Pre-transition effects mediate forces of assembly between transmembrane proteins
Shachi Katira,
Kranthi K Mandadapu,
Suriyanarayanan Vaikuntanathan,
Berend Smit,
David Chandler
Affiliations
Shachi Katira
Department of Chemistry, University of California, Berkeley, Berkeley, United States
Kranthi K Mandadapu
Chemical Sciences Division, Lawrence Berkeley National Laboratory, Berkeley, United States; Department of Chemical and Biomolecular Engineering, University of California, Berkeley, Berkeley, United States
Suriyanarayanan Vaikuntanathan
Department of Chemistry, University of Chicago, Chicago, United States
Berend Smit
Department of Chemistry, University of California, Berkeley, Berkeley, United States; Department of Chemical and Biomolecular Engineering, University of California, Berkeley, Berkeley, United States; Laboratory of Molecular Simulation, Institut des Sciences et Ingénierie Chimiques, Ecole Polytechnique Fédérale de Lausanne, Sion, Switzerland
David Chandler
Department of Chemistry, University of California, Berkeley, Berkeley, United States
We present a mechanism for a generic, powerful force of assembly and mobility for transmembrane proteins in lipid bilayers.

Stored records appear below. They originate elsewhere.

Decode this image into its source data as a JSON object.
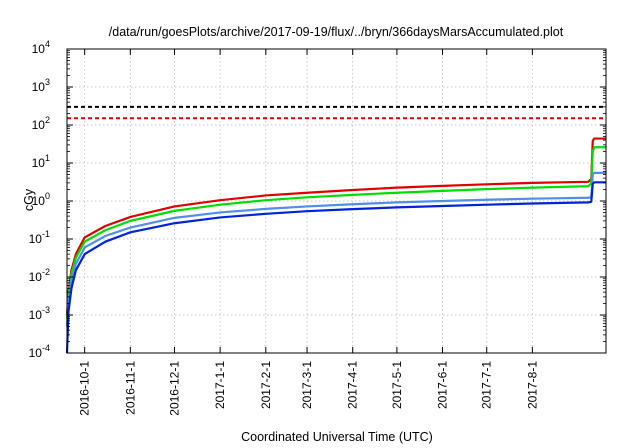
{
  "chart_data": {
    "type": "line",
    "title": "/data/run/goesPlots/archive/2017-09-19/flux/../bryn/366daysMarsAccumulated.plot",
    "xlabel": "Coordinated Universal Time (UTC)",
    "ylabel": "cGy",
    "yscale": "log",
    "ylim": [
      0.0001,
      10000
    ],
    "y_ticks": [
      {
        "value": 0.0001,
        "base": "10",
        "exp": "-4"
      },
      {
        "value": 0.001,
        "base": "10",
        "exp": "-3"
      },
      {
        "value": 0.01,
        "base": "10",
        "exp": "-2"
      },
      {
        "value": 0.1,
        "base": "10",
        "exp": "-1"
      },
      {
        "value": 1,
        "base": "10",
        "exp": "0"
      },
      {
        "value": 10,
        "base": "10",
        "exp": "1"
      },
      {
        "value": 100,
        "base": "10",
        "exp": "2"
      },
      {
        "value": 1000,
        "base": "10",
        "exp": "3"
      },
      {
        "value": 10000,
        "base": "10",
        "exp": "4"
      }
    ],
    "xlim": [
      "2016-09-19",
      "2017-09-20"
    ],
    "x_ticks": [
      "2016-10-1",
      "2016-11-1",
      "2016-12-1",
      "2017-1-1",
      "2017-2-1",
      "2017-3-1",
      "2017-4-1",
      "2017-5-1",
      "2017-6-1",
      "2017-7-1",
      "2017-8-1"
    ],
    "grid": true,
    "reference_lines": [
      {
        "value": 300,
        "color": "#000000",
        "style": "dashed"
      },
      {
        "value": 150,
        "color": "#e00000",
        "style": "dashed"
      }
    ],
    "series": [
      {
        "color": "#e00000",
        "points": [
          [
            "2016-09-19",
            0.001
          ],
          [
            "2016-09-20",
            0.004
          ],
          [
            "2016-09-22",
            0.015
          ],
          [
            "2016-09-25",
            0.04
          ],
          [
            "2016-10-01",
            0.11
          ],
          [
            "2016-10-15",
            0.22
          ],
          [
            "2016-11-01",
            0.38
          ],
          [
            "2016-12-01",
            0.72
          ],
          [
            "2017-01-01",
            1.05
          ],
          [
            "2017-02-01",
            1.4
          ],
          [
            "2017-03-01",
            1.65
          ],
          [
            "2017-04-01",
            1.95
          ],
          [
            "2017-05-01",
            2.25
          ],
          [
            "2017-06-01",
            2.5
          ],
          [
            "2017-07-01",
            2.75
          ],
          [
            "2017-08-01",
            3.0
          ],
          [
            "2017-09-08",
            3.2
          ],
          [
            "2017-09-10",
            3.8
          ],
          [
            "2017-09-11",
            38
          ],
          [
            "2017-09-12",
            44
          ],
          [
            "2017-09-20",
            44
          ]
        ]
      },
      {
        "color": "#00dd00",
        "points": [
          [
            "2016-09-19",
            0.0008
          ],
          [
            "2016-09-20",
            0.003
          ],
          [
            "2016-09-22",
            0.012
          ],
          [
            "2016-09-25",
            0.032
          ],
          [
            "2016-10-01",
            0.085
          ],
          [
            "2016-10-15",
            0.17
          ],
          [
            "2016-11-01",
            0.3
          ],
          [
            "2016-12-01",
            0.55
          ],
          [
            "2017-01-01",
            0.8
          ],
          [
            "2017-02-01",
            1.05
          ],
          [
            "2017-03-01",
            1.25
          ],
          [
            "2017-04-01",
            1.45
          ],
          [
            "2017-05-01",
            1.65
          ],
          [
            "2017-06-01",
            1.85
          ],
          [
            "2017-07-01",
            2.05
          ],
          [
            "2017-08-01",
            2.25
          ],
          [
            "2017-09-08",
            2.45
          ],
          [
            "2017-09-10",
            2.9
          ],
          [
            "2017-09-11",
            20
          ],
          [
            "2017-09-12",
            26
          ],
          [
            "2017-09-20",
            26
          ]
        ]
      },
      {
        "color": "#4f8fe6",
        "points": [
          [
            "2016-09-19",
            0.0005
          ],
          [
            "2016-09-20",
            0.002
          ],
          [
            "2016-09-22",
            0.008
          ],
          [
            "2016-09-25",
            0.022
          ],
          [
            "2016-10-01",
            0.06
          ],
          [
            "2016-10-15",
            0.12
          ],
          [
            "2016-11-01",
            0.2
          ],
          [
            "2016-12-01",
            0.36
          ],
          [
            "2017-01-01",
            0.5
          ],
          [
            "2017-02-01",
            0.62
          ],
          [
            "2017-03-01",
            0.72
          ],
          [
            "2017-04-01",
            0.82
          ],
          [
            "2017-05-01",
            0.92
          ],
          [
            "2017-06-01",
            1.0
          ],
          [
            "2017-07-01",
            1.08
          ],
          [
            "2017-08-01",
            1.15
          ],
          [
            "2017-09-08",
            1.22
          ],
          [
            "2017-09-10",
            1.25
          ],
          [
            "2017-09-11",
            5.0
          ],
          [
            "2017-09-12",
            5.5
          ],
          [
            "2017-09-20",
            5.5
          ]
        ]
      },
      {
        "color": "#0022dd",
        "points": [
          [
            "2016-09-19",
            0.0001
          ],
          [
            "2016-09-20",
            0.0012
          ],
          [
            "2016-09-22",
            0.005
          ],
          [
            "2016-09-25",
            0.015
          ],
          [
            "2016-10-01",
            0.04
          ],
          [
            "2016-10-15",
            0.085
          ],
          [
            "2016-11-01",
            0.15
          ],
          [
            "2016-12-01",
            0.26
          ],
          [
            "2017-01-01",
            0.37
          ],
          [
            "2017-02-01",
            0.46
          ],
          [
            "2017-03-01",
            0.54
          ],
          [
            "2017-04-01",
            0.61
          ],
          [
            "2017-05-01",
            0.68
          ],
          [
            "2017-06-01",
            0.74
          ],
          [
            "2017-07-01",
            0.8
          ],
          [
            "2017-08-01",
            0.86
          ],
          [
            "2017-09-08",
            0.92
          ],
          [
            "2017-09-10",
            0.95
          ],
          [
            "2017-09-11",
            2.8
          ],
          [
            "2017-09-12",
            3.1
          ],
          [
            "2017-09-20",
            3.1
          ]
        ]
      }
    ]
  }
}
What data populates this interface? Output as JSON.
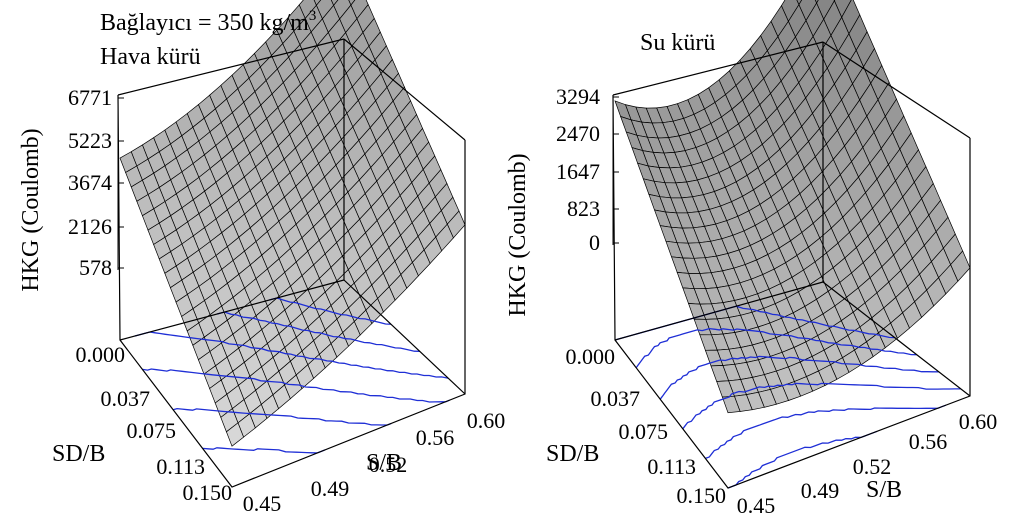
{
  "chart_data": [
    {
      "type": "surface",
      "title_line1": "Bağlayıcı = 350 kg/m",
      "title_sup": "3",
      "title_line2": "Hava kürü",
      "zlabel": "HKG (Coulomb)",
      "xlabel": "S/B",
      "ylabel": "SD/B",
      "z_ticks": [
        "6771",
        "5223",
        "3674",
        "2126",
        "578"
      ],
      "y_ticks": [
        "0.000",
        "0.037",
        "0.075",
        "0.113",
        "0.150"
      ],
      "x_ticks": [
        "0.45",
        "0.49",
        "0.52",
        "0.56",
        "0.60"
      ],
      "zlim": [
        578,
        6771
      ],
      "xlim": [
        0.45,
        0.6
      ],
      "ylim": [
        0.0,
        0.15
      ],
      "corner_values": {
        "xmin_ymin": 3900,
        "xmax_ymin": 6771,
        "xmin_ymax": 600,
        "xmax_ymax": 3300
      },
      "curvature": 500,
      "surface_color": "#d8d8d8",
      "contour_color": "#1f2fd6"
    },
    {
      "type": "surface",
      "title_line1": "Su kürü",
      "zlabel": "HKG (Coulomb)",
      "xlabel": "S/B",
      "ylabel": "SD/B",
      "z_ticks": [
        "3294",
        "2470",
        "1647",
        "823",
        "0"
      ],
      "y_ticks": [
        "0.000",
        "0.037",
        "0.075",
        "0.113",
        "0.150"
      ],
      "x_ticks": [
        "0.45",
        "0.49",
        "0.52",
        "0.56",
        "0.60"
      ],
      "zlim": [
        0,
        3294
      ],
      "xlim": [
        0.45,
        0.6
      ],
      "ylim": [
        0.0,
        0.15
      ],
      "corner_values": {
        "xmin_ymin": 2800,
        "xmax_ymin": 3294,
        "xmin_ymax": 500,
        "xmax_ymax": 700
      },
      "curvature": 900,
      "surface_color": "#c8c8c8",
      "contour_color": "#1f2fd6"
    }
  ]
}
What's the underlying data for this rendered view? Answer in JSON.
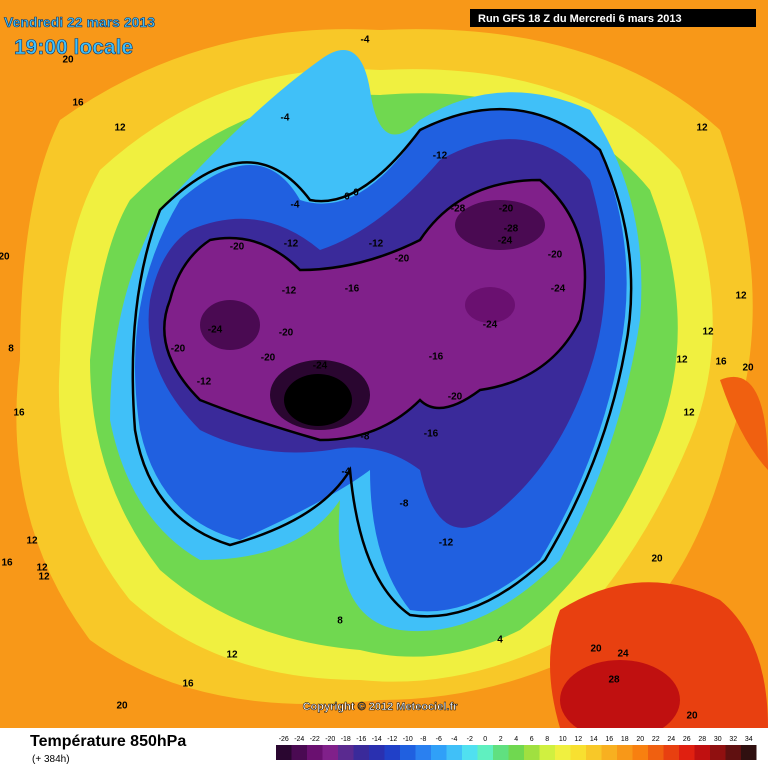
{
  "header": {
    "date": "Vendredi 22 mars 2013",
    "time": "19:00 locale",
    "run": "Run GFS 18 Z du Mercredi 6 mars 2013"
  },
  "map": {
    "copyright": "Copyright © 2012 Meteociel.fr",
    "contour_labels": [
      "-4",
      "20",
      "16",
      "12",
      "-4",
      "-12",
      "12",
      "-4",
      "0",
      "0",
      "-20",
      "-12",
      "-12",
      "-16",
      "-20",
      "-12",
      "-28",
      "-20",
      "-28",
      "-24",
      "-20",
      "-24",
      "-24",
      "-20",
      "-20",
      "-20",
      "-12",
      "-24",
      "-16",
      "-24",
      "-20",
      "-32",
      "-28",
      "-8",
      "-16",
      "-4",
      "-8",
      "-12",
      "20",
      "8",
      "16",
      "12",
      "12",
      "12",
      "16",
      "12",
      "12",
      "16",
      "12",
      "20",
      "12",
      "20",
      "8",
      "12",
      "16",
      "20",
      "4",
      "20",
      "24",
      "28",
      "20"
    ]
  },
  "footer": {
    "title": "Température 850hPa",
    "lead": "(+ 384h)",
    "scale": {
      "labels": [
        "-26",
        "-24",
        "-22",
        "-20",
        "-18",
        "-16",
        "-14",
        "-12",
        "-10",
        "-8",
        "-6",
        "-4",
        "-2",
        "0",
        "2",
        "4",
        "6",
        "8",
        "10",
        "12",
        "14",
        "16",
        "18",
        "20",
        "22",
        "24",
        "26",
        "28",
        "30",
        "32",
        "34"
      ],
      "colors": [
        "#2a0630",
        "#4a0a52",
        "#6a1070",
        "#80208a",
        "#5a2a90",
        "#3a2a9a",
        "#2a30b0",
        "#2040c8",
        "#2060e0",
        "#2a80f0",
        "#30a0f8",
        "#40c0f8",
        "#50e0f0",
        "#60f0c0",
        "#60e080",
        "#70d850",
        "#a0e040",
        "#d0f040",
        "#f0f040",
        "#f8e030",
        "#f8c828",
        "#f8b020",
        "#f89818",
        "#f88010",
        "#f06010",
        "#e84010",
        "#e02010",
        "#c01010",
        "#901010",
        "#601010",
        "#301010"
      ]
    }
  }
}
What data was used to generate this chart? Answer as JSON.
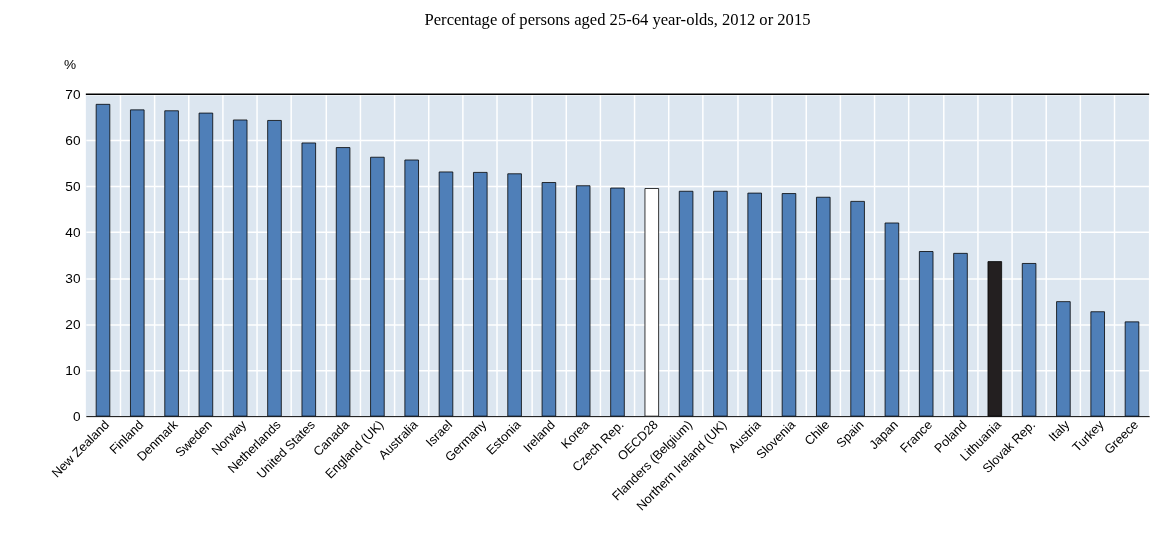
{
  "chart_data": {
    "type": "bar",
    "title": "Percentage of persons aged 25-64 year-olds, 2012 or 2015",
    "ylabel": "%",
    "categories": [
      "New Zealand",
      "Finland",
      "Denmark",
      "Sweden",
      "Norway",
      "Netherlands",
      "United States",
      "Canada",
      "England (UK)",
      "Australia",
      "Israel",
      "Germany",
      "Estonia",
      "Ireland",
      "Korea",
      "Czech Rep.",
      "OECD28",
      "Flanders (Belgium)",
      "Northern Ireland (UK)",
      "Austria",
      "Slovenia",
      "Chile",
      "Spain",
      "Japan",
      "France",
      "Poland",
      "Lithuania",
      "Slovak Rep.",
      "Italy",
      "Turkey",
      "Greece"
    ],
    "values": [
      67.8,
      66.6,
      66.4,
      65.9,
      64.4,
      64.3,
      59.4,
      58.4,
      56.3,
      55.7,
      53.1,
      53.0,
      52.7,
      50.8,
      50.1,
      49.6,
      49.5,
      48.9,
      48.9,
      48.5,
      48.4,
      47.6,
      46.7,
      42.0,
      35.8,
      35.4,
      33.6,
      33.2,
      24.9,
      22.7,
      20.5
    ],
    "colors": [
      "#4f7fb8",
      "#4f7fb8",
      "#4f7fb8",
      "#4f7fb8",
      "#4f7fb8",
      "#4f7fb8",
      "#4f7fb8",
      "#4f7fb8",
      "#4f7fb8",
      "#4f7fb8",
      "#4f7fb8",
      "#4f7fb8",
      "#4f7fb8",
      "#4f7fb8",
      "#4f7fb8",
      "#4f7fb8",
      "#ffffff",
      "#4f7fb8",
      "#4f7fb8",
      "#4f7fb8",
      "#4f7fb8",
      "#4f7fb8",
      "#4f7fb8",
      "#4f7fb8",
      "#4f7fb8",
      "#4f7fb8",
      "#231f20",
      "#4f7fb8",
      "#4f7fb8",
      "#4f7fb8",
      "#4f7fb8"
    ],
    "ylim": [
      0,
      70
    ],
    "yticks": [
      0,
      10,
      20,
      30,
      40,
      50,
      60,
      70
    ],
    "grid": true
  }
}
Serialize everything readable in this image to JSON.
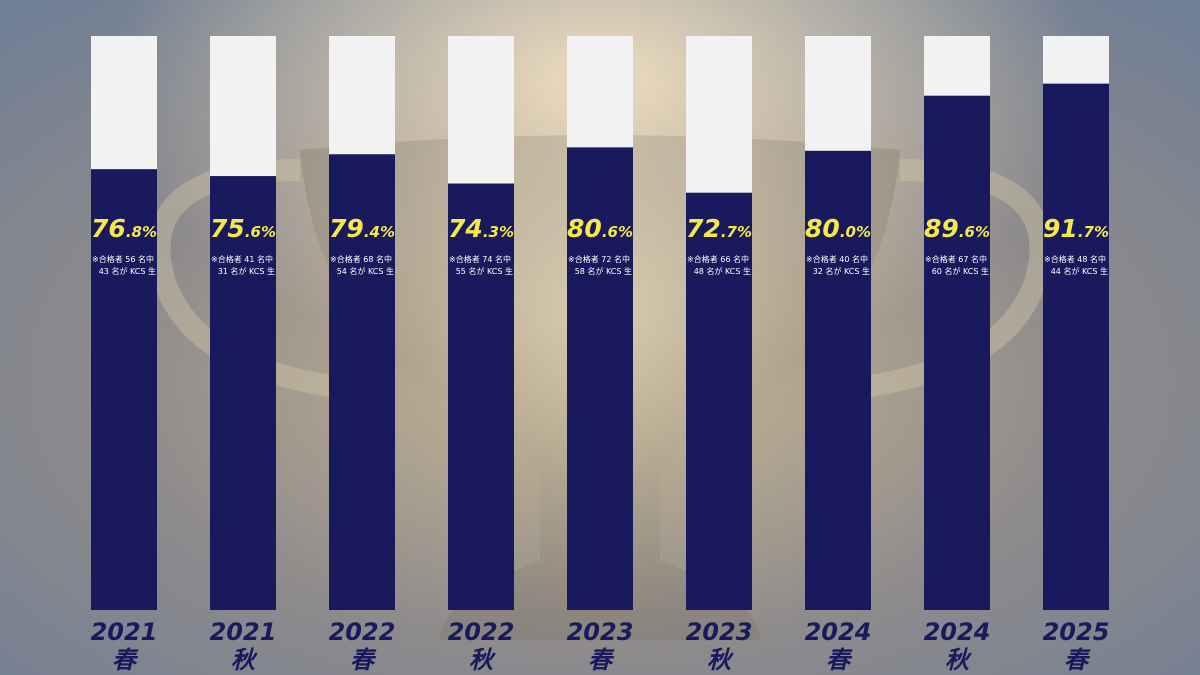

This force is a pre-transition (or pre-melting) effect for the first-order transition between ordered and disordered phases in the membrane. Using large-scale molecular simulation, we show that a protein with hydrophobic thickness equal to that of the disordered phase embedded in an ordered bilayer stabilizes a microscopic order–disorder interface. The stiffness of that interface is finite. When two such proteins approach each other, they assemble because assembly reduces the net interfacial energy. Analogous to the hydrophobic effect, we refer to this phenomenon as the 'orderphobic effect'. The effect is mediated by proximity to the order–disorder phase transition and the size and hydrophobic mismatch of the protein. The strength and range of forces arising from this effect are significantly larger than those that could arise from membrane elasticity for the membranes considered.